I have to prove that $$4|10^n\ \ \ \ \ \forall n \in \Bbb N \ \backslash\{1\} $$
So I proved separately that $$a|b \to a|bc\ \ \ \ \ \forall a,b,c \in \Bbb Z$$ Given the proof to that, I state that the minimum element of $n$ would be $2$, and that $4|10^2$ because $100=4(25)$ and $25\in \Bbb Z$, now given the previous proof I can state that
$$4|10^2k\ \ \ \ \ \forall k \in \Bbb Z $$ And more specifically when $k=10^h$ where $h=\{3,...,n,...\}$, or $\forall n\ \in \Bbb N\backslash\{0,1,2\}$
Therefore the proof is done.
Is this correct? And if it is, is there a more pretty way to prove this? Many thanks!
Could do it by induction.

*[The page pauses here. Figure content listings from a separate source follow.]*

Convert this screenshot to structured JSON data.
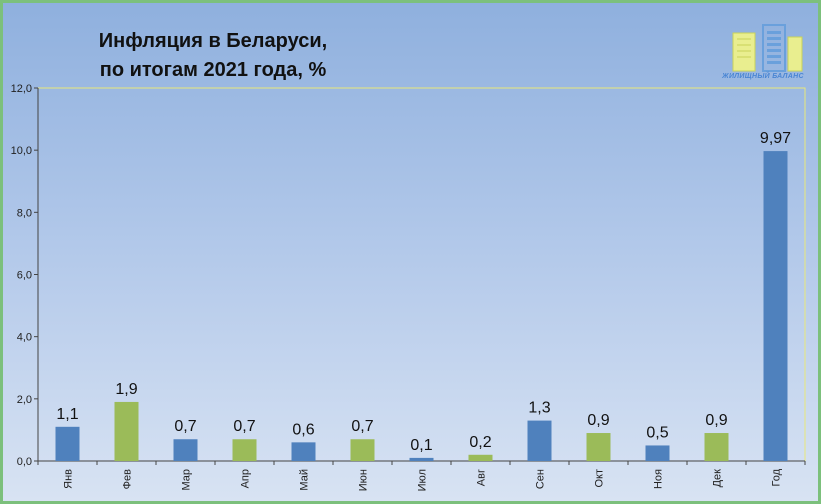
{
  "title_line1": "Инфляция в Беларуси,",
  "title_line2": "по итогам 2021 года, %",
  "logo": {
    "text": "ЖИЛИЩНЫЙ БАЛАНС",
    "icon": "building-logo-icon"
  },
  "colors": {
    "blue": "#4f81bd",
    "green": "#9bbb59",
    "plot_border": "#e8e87a"
  },
  "chart_data": {
    "type": "bar",
    "categories": [
      "Янв",
      "Фев",
      "Мар",
      "Апр",
      "Май",
      "Июн",
      "Июл",
      "Авг",
      "Сен",
      "Окт",
      "Ноя",
      "Дек",
      "Год"
    ],
    "values": [
      1.1,
      1.9,
      0.7,
      0.7,
      0.6,
      0.7,
      0.1,
      0.2,
      1.3,
      0.9,
      0.5,
      0.9,
      9.97
    ],
    "value_labels": [
      "1,1",
      "1,9",
      "0,7",
      "0,7",
      "0,6",
      "0,7",
      "0,1",
      "0,2",
      "1,3",
      "0,9",
      "0,5",
      "0,9",
      "9,97"
    ],
    "bar_colors": [
      "blue",
      "green",
      "blue",
      "green",
      "blue",
      "green",
      "blue",
      "green",
      "blue",
      "green",
      "blue",
      "green",
      "blue"
    ],
    "yticks": [
      0,
      2,
      4,
      6,
      8,
      10,
      12
    ],
    "ytick_labels": [
      "0,0",
      "2,0",
      "4,0",
      "6,0",
      "8,0",
      "10,0",
      "12,0"
    ],
    "ylim": [
      0,
      12
    ],
    "grid": false,
    "legend": "none"
  }
}
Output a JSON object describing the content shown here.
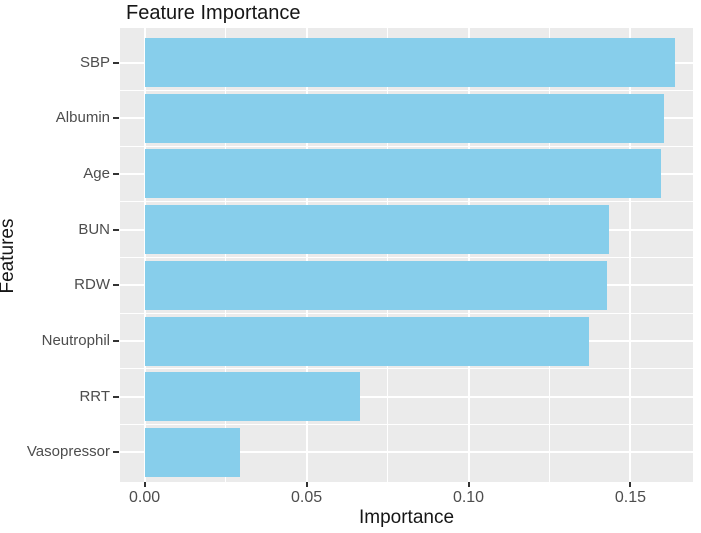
{
  "title": "Feature Importance",
  "colors": {
    "bar_fill": "#87CEEB",
    "panel_background": "#EBEBEB",
    "gridline": "#FFFFFF",
    "tick_label": "#4D4D4D",
    "tick_mark": "#333333",
    "title_text": "#161616"
  },
  "chart_data": {
    "type": "bar",
    "orientation": "horizontal",
    "title": "Feature Importance",
    "xlabel": "Importance",
    "ylabel": "Features",
    "categories": [
      "SBP",
      "Albumin",
      "Age",
      "BUN",
      "RDW",
      "Neutrophil",
      "RRT",
      "Vasopressor"
    ],
    "values": [
      0.1637,
      0.1605,
      0.1594,
      0.1434,
      0.1427,
      0.1372,
      0.0665,
      0.0295
    ],
    "x_ticks": [
      {
        "label": "0.00",
        "value": 0.0
      },
      {
        "label": "0.05",
        "value": 0.05
      },
      {
        "label": "0.10",
        "value": 0.1
      },
      {
        "label": "0.15",
        "value": 0.15
      }
    ],
    "xlim": [
      -0.0076,
      0.1693
    ],
    "grid": true,
    "legend_position": "none",
    "bar_color": "#87CEEB"
  }
}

Let $P(n)$ be the statement $4 \mid 10^n$.
Base Step ($n=2$): Prove that $P(2)$ holds.
\begin{align} 10^2 & = 100 \\ & = 4 \cdot25 \\ \end{align}
Hence $4 \mid 10^2$ and $P(2)$ holds true.
Inductive Step: Assume $P(k)$ holds true:
\begin{align} 4 \mid 10^k \end{align}
Then prove $P(k) \implies P(k+1)$.
\begin{align} RHS[P(k+1)] & = 10^{k+1} \\ & = 10 ^k \cdot10 \\ \end{align}
Since $4 \mid 10^k \implies 4 \mid 10^k \cdot 10$. Hence $P(k+1)$ holds true.
Then the inductive step is completed and the initial statement $P(n)$ holds true for $n\not=1$.